Thursday, May 26

YouTube Ads Infected by Cryptocurrency Malware

The problem of cryptocurrency mining malware embedded in online ads reared its ugly head in a big way last week, as several malicious ads appeared on YouTube. This happened because a rogue actor injected corrupt content into Google’s own DoubleClick ad network.

(Image credit: Image credit: pathdoc / Shutterstock)

The ads were designed to consume 80 percent of the victim’s CPU time to “mine” the Monero cryptocurrency, but they did not harm computers or steal data.

“Hi @avast_antivirus, it looks like you are blocking crypto miners (#coinhive) on @YouTube #ads Thank you :)” the Italian web designer tweeted. Diego Betto last Thursday (January 25).

Google has nipped the problem in the bud for now, but this won’t be the last time something similar has happened to YouTube or other prominent websites.

What you should do

To ensure that you are protected against “malicious advertising”, be sure to run third-party antivirus software that inspects the web pages you load. You might also consider running a script blocker or ad blocker on some or all of your web browsers. However, ad blocker publishers (including this one) cannot generate revenue.

Most good antivirus programs will filter the URLs that your web browsers connect to. Microsoft’s built-in Windows Defender does this too, but only for Internet Explorer and Edge. To get similar protection for Google Chrome, Mozilla Firefox, or Apple Safari, you will need to use a third-party product. Alternatively, you can switch to Opera, a free browser that has a built-in ad blocker.

How did this happen?

Researchers at antivirus maker Trend Micro were among the first to spot the problem.
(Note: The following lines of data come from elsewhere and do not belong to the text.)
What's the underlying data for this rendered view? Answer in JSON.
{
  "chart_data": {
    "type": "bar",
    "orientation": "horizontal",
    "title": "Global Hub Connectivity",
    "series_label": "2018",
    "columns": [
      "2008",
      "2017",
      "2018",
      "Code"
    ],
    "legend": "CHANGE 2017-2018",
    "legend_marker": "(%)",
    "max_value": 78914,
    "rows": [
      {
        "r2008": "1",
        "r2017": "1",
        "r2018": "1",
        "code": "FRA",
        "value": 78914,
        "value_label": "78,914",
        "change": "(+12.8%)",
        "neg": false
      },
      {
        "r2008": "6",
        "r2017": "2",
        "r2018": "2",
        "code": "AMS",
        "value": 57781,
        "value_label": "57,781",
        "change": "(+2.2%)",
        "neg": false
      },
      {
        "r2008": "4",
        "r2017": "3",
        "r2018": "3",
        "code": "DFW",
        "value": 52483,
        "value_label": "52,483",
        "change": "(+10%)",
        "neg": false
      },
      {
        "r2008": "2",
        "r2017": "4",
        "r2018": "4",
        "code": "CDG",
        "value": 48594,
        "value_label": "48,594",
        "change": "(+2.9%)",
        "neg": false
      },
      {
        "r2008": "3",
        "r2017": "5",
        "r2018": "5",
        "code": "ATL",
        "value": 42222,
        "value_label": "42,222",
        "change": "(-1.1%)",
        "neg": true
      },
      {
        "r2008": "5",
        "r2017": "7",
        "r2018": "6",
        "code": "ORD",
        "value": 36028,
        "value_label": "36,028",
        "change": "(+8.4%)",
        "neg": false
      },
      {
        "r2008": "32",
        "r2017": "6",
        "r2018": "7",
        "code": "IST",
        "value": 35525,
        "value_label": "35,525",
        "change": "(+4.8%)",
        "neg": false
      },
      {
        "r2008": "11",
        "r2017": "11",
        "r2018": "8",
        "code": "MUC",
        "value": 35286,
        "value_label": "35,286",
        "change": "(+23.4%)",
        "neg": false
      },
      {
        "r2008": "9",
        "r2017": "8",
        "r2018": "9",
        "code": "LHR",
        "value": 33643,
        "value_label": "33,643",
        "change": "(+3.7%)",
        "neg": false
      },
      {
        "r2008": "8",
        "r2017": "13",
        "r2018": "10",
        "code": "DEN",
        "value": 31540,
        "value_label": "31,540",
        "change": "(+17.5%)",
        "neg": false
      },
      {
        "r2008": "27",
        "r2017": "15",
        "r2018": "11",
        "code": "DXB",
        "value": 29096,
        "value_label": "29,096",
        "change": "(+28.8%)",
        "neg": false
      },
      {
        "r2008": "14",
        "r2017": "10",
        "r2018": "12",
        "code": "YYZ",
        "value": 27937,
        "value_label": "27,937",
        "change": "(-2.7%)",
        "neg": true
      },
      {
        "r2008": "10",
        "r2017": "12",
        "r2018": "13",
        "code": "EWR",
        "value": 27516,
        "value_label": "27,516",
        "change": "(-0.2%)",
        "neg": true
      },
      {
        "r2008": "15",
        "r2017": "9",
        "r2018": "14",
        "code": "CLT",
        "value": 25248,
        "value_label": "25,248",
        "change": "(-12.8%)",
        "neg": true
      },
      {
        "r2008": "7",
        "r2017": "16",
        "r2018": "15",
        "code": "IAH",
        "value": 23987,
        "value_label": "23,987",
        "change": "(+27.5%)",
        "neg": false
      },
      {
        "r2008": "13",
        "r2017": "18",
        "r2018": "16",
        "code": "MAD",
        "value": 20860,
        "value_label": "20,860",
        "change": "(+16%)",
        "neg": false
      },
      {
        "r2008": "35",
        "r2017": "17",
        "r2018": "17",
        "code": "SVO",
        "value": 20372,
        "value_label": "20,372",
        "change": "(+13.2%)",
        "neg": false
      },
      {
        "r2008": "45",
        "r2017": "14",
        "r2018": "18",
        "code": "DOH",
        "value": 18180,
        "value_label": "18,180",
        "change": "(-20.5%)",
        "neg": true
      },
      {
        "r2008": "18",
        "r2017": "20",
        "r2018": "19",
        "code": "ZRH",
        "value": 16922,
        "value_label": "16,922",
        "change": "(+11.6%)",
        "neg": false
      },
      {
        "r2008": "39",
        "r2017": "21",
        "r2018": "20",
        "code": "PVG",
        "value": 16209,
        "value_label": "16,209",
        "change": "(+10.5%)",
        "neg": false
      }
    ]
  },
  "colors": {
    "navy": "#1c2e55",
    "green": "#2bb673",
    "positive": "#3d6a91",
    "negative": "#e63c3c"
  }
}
In a company blog post On Friday (January 26), they said that they ‘detected a nearly 285 percent increase in the number of Coinhive miners on January 24’, but that they ‘began to see an increase in traffic to five malicious domains on January 18. from January”. Most of the cryptocurrency mining activity was observed in France, Italy, Japan, Spain, and Taiwan.

Coinhive is a legitimate browser-based cryptocurrency mining operation that some website operators implement to increase revenue, although they are supposed to notify visitors that their CPUs are being temporarily leveraged to make money for the site. Mine Monero, a cryptocurrency that is easier to mine than Bitcoin.

Unfortunately, the Coinhive script is easy to inject into a site’s code. For the past few months, criminals have been infecting websites without the consent of the site administrators, then directing the money generated to their own cryptocurrency wallets.

Putting Coinhive’s code in online ads was the inevitable next step. The chaotic and decentralized nature of the online advertising marketplace allows bad actors to serve malicious ads high above the websites that end up showing them, and those sites often never find out where the bad ads are coming from.

Trend Micro researchers found that the malvertising code implemented the standard Coinhive script 90 percent of the time, but used an off-brand script the other 10 percent of the time, perhaps to circumvent the 30 percent commission fee. percent of Coinhive.

Under the radar

Regular advertisements are shown throughout this process, Trend Micro said, so the end user won’t notice unless they check their CPU usage. Nevertheless, Ars Technica reported that some of the malicious scripts generated advertisements for rogue antivirus software, which DoubleClick would not normally allow.

Google told Ars Technica and Register that “[i]In this case, the ads were blocked in less than two hours and the malicious actors were quickly removed from our platforms. That’s not entirely in line with Trend Micro’s observation that the malvertising activity lasted for six days, from January 18-18. 24, but in any case, the ads are gone for now.

Leave a Reply

Your email address will not be published.